The songs on this new album throw Mr. Furman’s indie chops right into the buzz saw. They pop off like pressure valves into one’s existential ear buds until they give just enough pause to get up and do something about it. In a word, the message is loud and clear.
Born out of a response to the bleak weather across the country and the general ugliness and confusion in seemingly every sector of life right now, the album zones its sonic emergency at contemporary political issues and the ills of society at large.
“The only course of action here is to play guitar and scream into a microphone,” says Mr. Furman. “It’s about built-up frustration and anger. About society not going the way it should be – not to a place of love and care.”
The album was initially going to be called “Climate Change,” a title that reflects the turbulent turn in his musical approach and the issues at hand.
Recorded in July 2018 at Coyote Hearing Studios on the outskirts of Oakland, Cal., “Where the train yards are, on the edge of town, near the tent cities,” the gruesome sound coagulated naturally and those surroundings certainly lent their indelible feeling of grit and furious desolation to the overarching tempo and tone of the songs.
“It was a thing I must do, which is play loud punk rock,” Mr. Furman says of hocking his song writing craft over to the immediate silo of punk. “I didn’t want to do a punk record without having something to say. I didn’t want it to be Black Flag karaoke.”
Apart from the fact that each track cracks wide open from the jump and clocks in at just under three minutes, it certainly is anything but another imitation. The sound is fresh, still bearing the glow of Mr. Furman’s genuine artistry and stamp, but the polish is reassuringly hard to find.
Mr. Furman cites Memphis garage legends, the late Jay Reatard and the Oblivions amongst others as guiding lights towards finding the right feel.
Now all this tremendous trashing and pogo dancing aside, Mr. Furman is also a proud Evanston native. In regards to his upbringing, he comments that Evanston was, “a delicious place to grow up. I was just a kid about town.” Being a young artist in such an environment and being free to experiment creatively was ideal and helped him to discover his own artistic identity, he said.

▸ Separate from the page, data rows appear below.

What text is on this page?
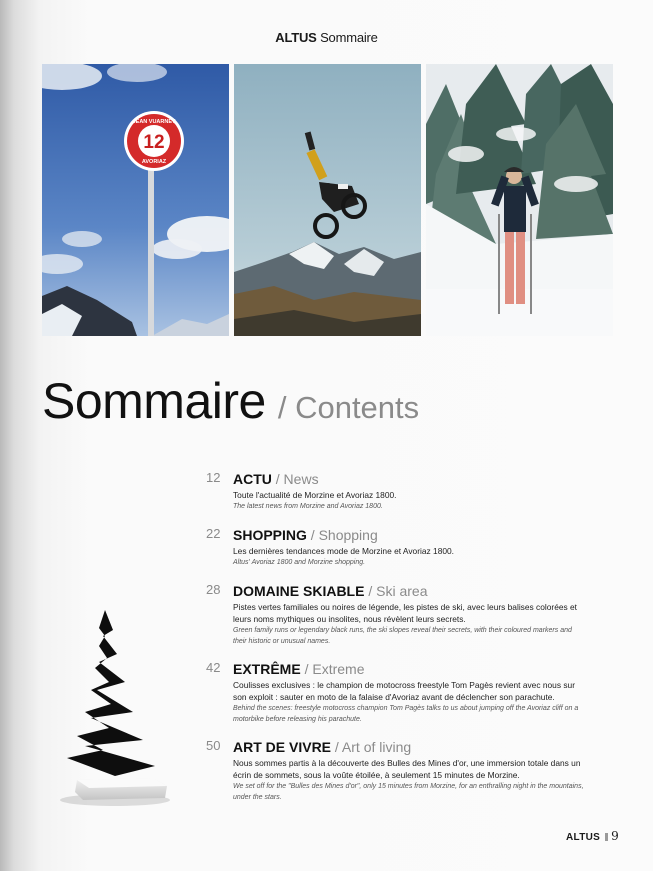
ALTUS Sommaire
12
JEAN VUARNET
AVORIAZ
Sommaire / Contents
12 ACTU / News
Toute l'actualité de Morzine et Avoriaz 1800.
The latest news from Morzine and Avoriaz 1800.
22 SHOPPING / Shopping
Les dernières tendances mode de Morzine et Avoriaz 1800.
Altus' Avoriaz 1800 and Morzine shopping.
28 DOMAINE SKIABLE / Ski area
Pistes vertes familiales ou noires de légende, les pistes de ski, avec leurs balises colorées et leurs noms mythiques ou insolites, nous révèlent leurs secrets.
Green family runs or legendary black runs, the ski slopes reveal their secrets, with their coloured markers and their historic or unusual names.
42 EXTRÊME / Extreme
Coulisses exclusives : le champion de motocross freestyle Tom Pagès revient avec nous sur son exploit : sauter en moto de la falaise d'Avoriaz avant de déclencher son parachute.
Behind the scenes: freestyle motocross champion Tom Pagès talks to us about jumping off the Avoriaz cliff on a motorbike before releasing his parachute.
50 ART DE VIVRE / Art of living
Nous sommes partis à la découverte des Bulles des Mines d'or, une immersion totale dans un écrin de sommets, sous la voûte étoilée, à seulement 15 minutes de Morzine.
We set off for the "Bulles des Mines d'or", only 15 minutes from Morzine, for an enthralling night in the mountains, under the stars.
ALTUS 9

On his experience at Evanston Township High School, he recalls a time when “I would just bring a guitar to school, wear pajamas and play guitar in the hallway and people were ok with it. The high school was a place where you could be a weird person but still be available.”
At the time he was also a regular fixture on the open mic circuit at venues like Tommy Nevin’s Pub, The Chase Cafe and Kaffein, all of which were major outlets for trying out his early material and honing his chops as a performer. These early gigs ultimately laid the groundwork for building the relationships that enabled him to make the leap from rocking Pixies songs in his pajamas during passing periods to playing his own original music for fans in big venues across the country and overseas.
Despite the endless spiral of wall pounding insanity that invades our news feed on an hourly basis and oozes into our daily lives, why not turn all of that energy outward in a positive motion and go scream along for a night to put the screws to some of those demons? As Ezra so simply and beautifully put it: “What else can we do except play rock and roll?”
Ezra Furman, with opening acts Steph Chura and Speedy Ortiz, Sept. 7 at Lincoln Hall, Chicago.